A Moment of Clarity.
"Washington is having one of its odd debates as to whether the Obama administration’s rollout of HealthCare.gov was worse than the Bush administration’s response to Hurricane Katrina. But whatever the answer, if there is one, the real story is that both are examples of a major, and depressing, trend: the declining competence of the federal government. Paul Volcker, former chairman of the Federal Reserve, has been saying for years that most Americans believe their government can no longer act effectively and that this erosion of competence, and hence confidence, is a profound problem.
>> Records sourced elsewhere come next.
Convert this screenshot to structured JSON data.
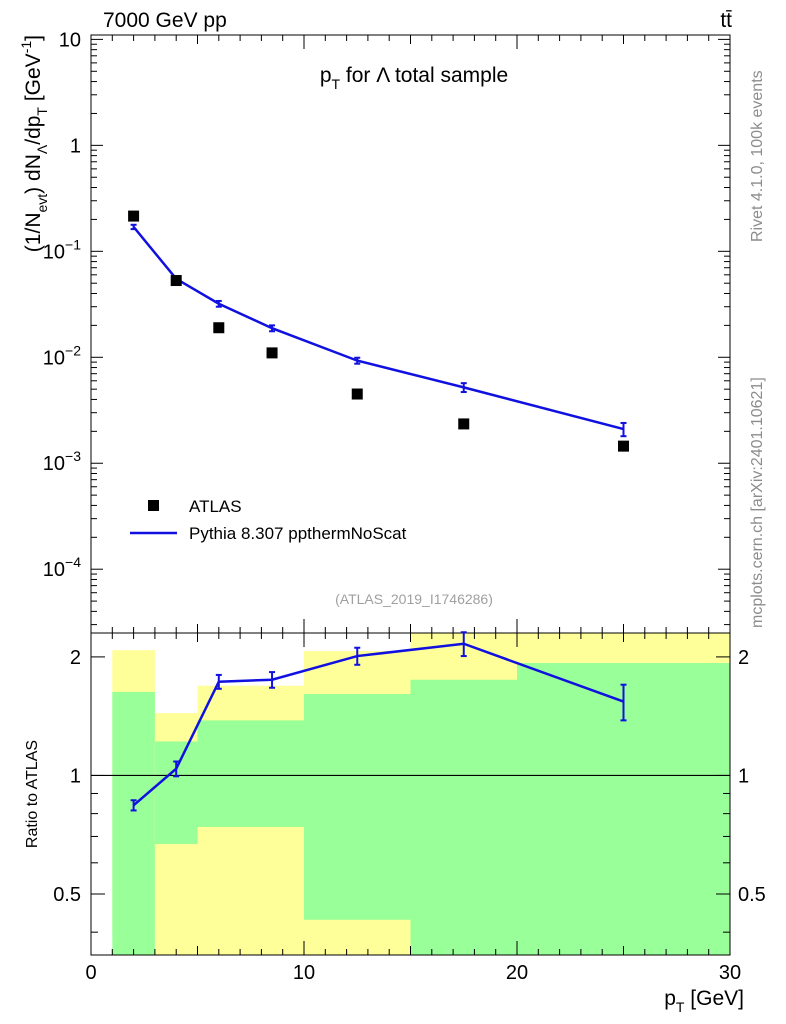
{
  "header": {
    "energy_label": "7000 GeV pp",
    "process_label": "tt̄",
    "side_label_top": "Rivet 4.1.0,  100k events",
    "side_label_bottom": "mcplots.cern.ch [arXiv:2401.10621]",
    "analysis_label": "(ATLAS_2019_I1746286)"
  },
  "chart_data": [
    {
      "type": "scatter",
      "panel": "main",
      "title": "p_T for Λ total sample",
      "title_parts": {
        "p": "p",
        "sub": "T",
        "rest": " for Λ total sample"
      },
      "ylabel": "(1/N_evt) dN_Λ/dp_T [GeV^-1]",
      "xlabel": "p_T [GeV]",
      "yscale": "log",
      "ylim": [
        2.5e-05,
        11
      ],
      "xlim": [
        0,
        30
      ],
      "y_ticks": [
        {
          "value": 10,
          "base": "10",
          "exp": ""
        },
        {
          "value": 1,
          "base": "1",
          "exp": ""
        },
        {
          "value": 0.1,
          "base": "10",
          "exp": "−1"
        },
        {
          "value": 0.01,
          "base": "10",
          "exp": "−2"
        },
        {
          "value": 0.001,
          "base": "10",
          "exp": "−3"
        },
        {
          "value": 0.0001,
          "base": "10",
          "exp": "−4"
        }
      ],
      "legend": {
        "position": "bottom-left",
        "entries": [
          "ATLAS",
          "Pythia 8.307 ppthermNoScat"
        ]
      },
      "series": [
        {
          "name": "ATLAS",
          "style": "markers",
          "color": "#000000",
          "x": [
            2,
            4,
            6,
            8.5,
            12.5,
            17.5,
            25
          ],
          "y": [
            0.215,
            0.053,
            0.019,
            0.011,
            0.0045,
            0.00235,
            0.00145
          ]
        },
        {
          "name": "Pythia 8.307 ppthermNoScat",
          "style": "line",
          "color": "#1010e0",
          "x": [
            2,
            4,
            6,
            8.5,
            12.5,
            17.5,
            25
          ],
          "y": [
            0.17,
            0.055,
            0.032,
            0.0188,
            0.0093,
            0.0052,
            0.0021
          ],
          "err": [
            0.008,
            0.003,
            0.002,
            0.0012,
            0.0006,
            0.0005,
            0.0003
          ]
        }
      ]
    },
    {
      "type": "line",
      "panel": "ratio",
      "ylabel": "Ratio to ATLAS",
      "xlabel": "p_T [GeV]",
      "yscale": "log",
      "ylim": [
        0.35,
        2.3
      ],
      "xlim": [
        0,
        30
      ],
      "y_ticks": [
        0.5,
        1,
        2
      ],
      "x_ticks": [
        0,
        10,
        20,
        30
      ],
      "reference_line": 1,
      "bands": [
        {
          "x0": 1,
          "x1": 3,
          "yellow": [
            0.4,
            2.08
          ],
          "green": [
            0.35,
            1.63
          ]
        },
        {
          "x0": 3,
          "x1": 5,
          "yellow": [
            0.35,
            1.44
          ],
          "green": [
            0.67,
            1.22
          ]
        },
        {
          "x0": 5,
          "x1": 10,
          "yellow": [
            0.35,
            1.69
          ],
          "green": [
            0.74,
            1.38
          ]
        },
        {
          "x0": 10,
          "x1": 15,
          "yellow": [
            0.35,
            2.07
          ],
          "green": [
            0.43,
            1.61
          ]
        },
        {
          "x0": 15,
          "x1": 20,
          "yellow": [
            0.35,
            2.3
          ],
          "green": [
            0.35,
            1.75
          ]
        },
        {
          "x0": 20,
          "x1": 30,
          "yellow": [
            0.35,
            2.3
          ],
          "green": [
            0.35,
            1.93
          ]
        }
      ],
      "series": [
        {
          "name": "Pythia 8.307 ppthermNoScat / ATLAS",
          "color": "#1010e0",
          "x": [
            2,
            4,
            6,
            8.5,
            12.5,
            17.5,
            25
          ],
          "y": [
            0.84,
            1.04,
            1.73,
            1.75,
            2.01,
            2.16,
            1.54
          ],
          "err": [
            0.025,
            0.045,
            0.07,
            0.08,
            0.1,
            0.15,
            0.16
          ]
        }
      ]
    }
  ],
  "colors": {
    "yellow_band": "#ffff99",
    "green_band": "#99ff99",
    "mc_line": "#1010e0",
    "data_marker": "#000000"
  }
}
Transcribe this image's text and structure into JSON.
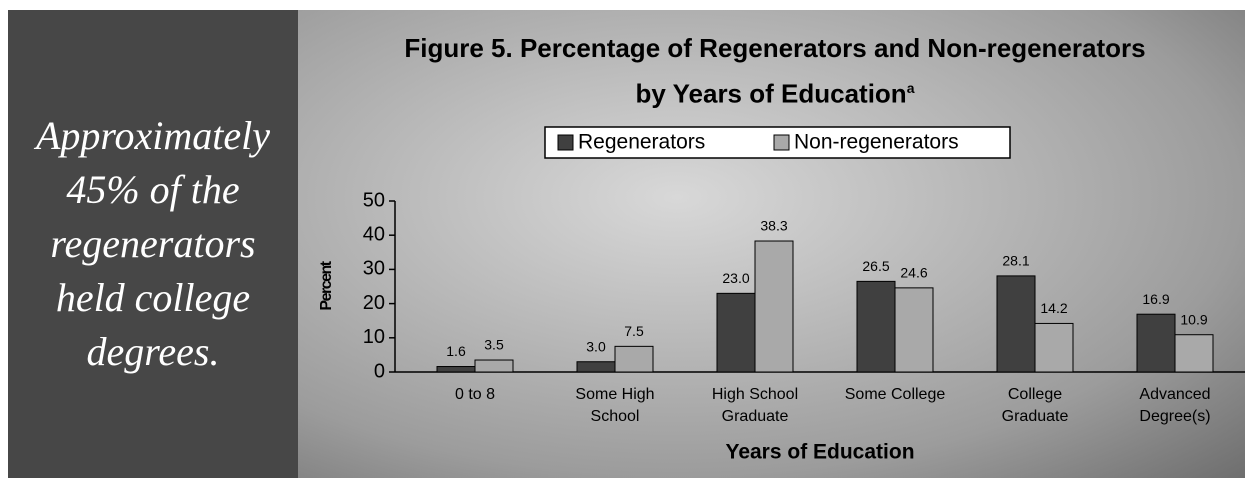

...Over the past decade, the federal government has had several major challenges: Iraq, Afghanistan, a new homeland security system, Katrina and Obamacare. In almost every case, its performance has been plagued with mismanagement, massive cost overruns and long delays. This was not always so. In the 1940s, ’50s and ’60s, federal agencies were often lean, well managed and surprisingly effective. Paul Hoffman, the administrator of the Marshall Plan, pointed out that his monumental project came in on time and under budget.
...Some worry that if government works too well, we’ll want more of it. Instead, they simply want to starve the beast. But so much of what government is doing badly cannot be outsourced, privatized or abolished. National security, after all, is the core province of the federal government. , If you add in private contract and grant jobs, about 15 million people are executing the laws, mandates and functions of the federal government. Perhaps that number can be trimmed. But surely the more urgent and important task is to make sure that they are working as effectively and efficiently as they possibly can."